Mobile Phones may cause Brain Cancer - WHO

Talking on the Mobile phone may possibly lead to a malignant form of brain cancer, the World Health Organization has said. A study done by an arm of the world body has classified radiation coming out of cellphones alongside gasoline engine exhaust, lead and DDT as "possibly carcinogenic to humans". The International Agency for Research on Cancer, which is under WHO, however, said there wasn't enough evidence yet to conclusively link mobile phone use with cancer. "The WHO/IARC has classified radiofrequency electromagnetic fields as possibly carcinogenic to humans (group 2B), based on an increased risk for glioma, a malignant type of brain cancer, associated with wireless phone use," it said.
Exposure to radio frequency electromagnetic fields from handsets is greater than that from phone towers and base stations, Robert Baan , the senior scientist in charge of the International Agency for Research on Cancer report on the subject, said on a conference call with reporters. The fields are "possibly" carcinogenic, the same category as diesel fuel, chloroform and working as a firefighter, according to the IARC, based in Lyon, France, which classifies cancer risks. This is the first time an agency working group has surveyed research on radiofrequency electromagnetic fields to make a definitive classification, the IARC said yesterday. India currently has over 811.59 million cell users. The classification followed a review of epidemiological evidence, with the IARC saying that radiofrequency electromagnetic fields generated by cellphones could be “possibly carcinogenic to humans”. It called for additional research (to determine long-term effects of mobile phone use) but advised consumers to use hands-free devices to reduce radiation risks.

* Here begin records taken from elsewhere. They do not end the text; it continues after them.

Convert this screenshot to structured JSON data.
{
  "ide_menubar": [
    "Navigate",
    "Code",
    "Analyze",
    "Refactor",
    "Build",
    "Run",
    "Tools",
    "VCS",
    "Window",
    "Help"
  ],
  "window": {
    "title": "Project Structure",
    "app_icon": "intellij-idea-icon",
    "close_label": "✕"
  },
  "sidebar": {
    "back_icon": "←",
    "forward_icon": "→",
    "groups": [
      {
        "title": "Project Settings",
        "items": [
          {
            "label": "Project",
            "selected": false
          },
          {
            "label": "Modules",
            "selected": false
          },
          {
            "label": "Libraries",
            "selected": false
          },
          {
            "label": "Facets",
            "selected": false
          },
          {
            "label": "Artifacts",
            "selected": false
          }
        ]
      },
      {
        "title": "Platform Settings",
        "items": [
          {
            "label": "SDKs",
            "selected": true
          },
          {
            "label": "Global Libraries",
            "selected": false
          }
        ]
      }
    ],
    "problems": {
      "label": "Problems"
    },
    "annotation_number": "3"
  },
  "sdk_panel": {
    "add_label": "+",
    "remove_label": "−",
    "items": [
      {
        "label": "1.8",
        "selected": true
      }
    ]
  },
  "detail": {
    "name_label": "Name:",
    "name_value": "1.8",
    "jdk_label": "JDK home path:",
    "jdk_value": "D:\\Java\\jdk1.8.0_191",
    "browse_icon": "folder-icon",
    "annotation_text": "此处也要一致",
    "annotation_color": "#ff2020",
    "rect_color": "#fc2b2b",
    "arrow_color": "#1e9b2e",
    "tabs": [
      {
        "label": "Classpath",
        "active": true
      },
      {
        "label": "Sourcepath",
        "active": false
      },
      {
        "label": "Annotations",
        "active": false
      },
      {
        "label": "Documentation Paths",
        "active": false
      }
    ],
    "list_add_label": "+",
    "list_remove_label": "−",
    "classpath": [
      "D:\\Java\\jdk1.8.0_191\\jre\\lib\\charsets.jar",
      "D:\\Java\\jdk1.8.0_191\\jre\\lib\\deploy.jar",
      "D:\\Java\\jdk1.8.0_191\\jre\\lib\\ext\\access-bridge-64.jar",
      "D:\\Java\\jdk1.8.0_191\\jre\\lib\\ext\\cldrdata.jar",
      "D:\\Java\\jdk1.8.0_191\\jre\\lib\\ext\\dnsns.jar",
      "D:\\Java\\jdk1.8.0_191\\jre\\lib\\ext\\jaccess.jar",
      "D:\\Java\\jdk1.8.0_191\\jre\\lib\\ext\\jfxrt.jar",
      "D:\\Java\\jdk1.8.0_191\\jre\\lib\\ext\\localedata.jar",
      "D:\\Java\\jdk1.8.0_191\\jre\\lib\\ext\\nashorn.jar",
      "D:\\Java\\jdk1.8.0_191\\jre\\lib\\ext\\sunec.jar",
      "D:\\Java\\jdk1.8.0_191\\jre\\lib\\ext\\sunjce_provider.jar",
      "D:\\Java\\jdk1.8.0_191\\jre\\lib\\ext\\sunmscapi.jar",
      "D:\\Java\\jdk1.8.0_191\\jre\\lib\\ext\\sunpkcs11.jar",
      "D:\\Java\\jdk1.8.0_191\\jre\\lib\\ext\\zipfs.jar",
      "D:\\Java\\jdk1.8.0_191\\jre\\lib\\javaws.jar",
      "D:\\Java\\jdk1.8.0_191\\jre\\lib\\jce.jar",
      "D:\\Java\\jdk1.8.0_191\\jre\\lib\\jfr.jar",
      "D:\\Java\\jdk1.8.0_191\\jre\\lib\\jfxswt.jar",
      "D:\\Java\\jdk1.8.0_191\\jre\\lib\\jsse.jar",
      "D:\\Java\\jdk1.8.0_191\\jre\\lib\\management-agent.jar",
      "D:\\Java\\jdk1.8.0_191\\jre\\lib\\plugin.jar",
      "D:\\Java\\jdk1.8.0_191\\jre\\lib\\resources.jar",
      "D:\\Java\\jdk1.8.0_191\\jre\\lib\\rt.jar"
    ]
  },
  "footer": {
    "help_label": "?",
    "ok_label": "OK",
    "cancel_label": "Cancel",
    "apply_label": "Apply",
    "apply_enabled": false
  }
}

One of Australia's leading brain surgeons says a new report into the potentially harmful effects of mobile phones should serve as a "wake-up call" to users and the telecommunications industry. Dr Charles Teo, founder of the Centre for Minimally Invasive Neurosurgery at Prince of Wales Hospital in Sydney, said he was "pleased" with the findings. "There is an increasing body of evidence that there is an association between brain tumours and mobile phones," Dr Teo, also a former Australian of the Year finalist, said in a statement today. The news follows a weeklong meeting in Lyon, France in which scientists assessed the potential carcinogenic hazards from exposure to radiofrequency electromagnetic fields. The group of international experts looked at exposure data as well as studies of cancer in humans and experimental animals. The evidence was inadequate to draw conclusions about cancers other than glioma (a broad range of brain tumors) and acoustic neuroma — a non-cancerous tumor that develops on the nerve that connects the ear to the brain. A report summarizing the results of the group’s work will be published in the July 1 issue of The Lancet Oncology.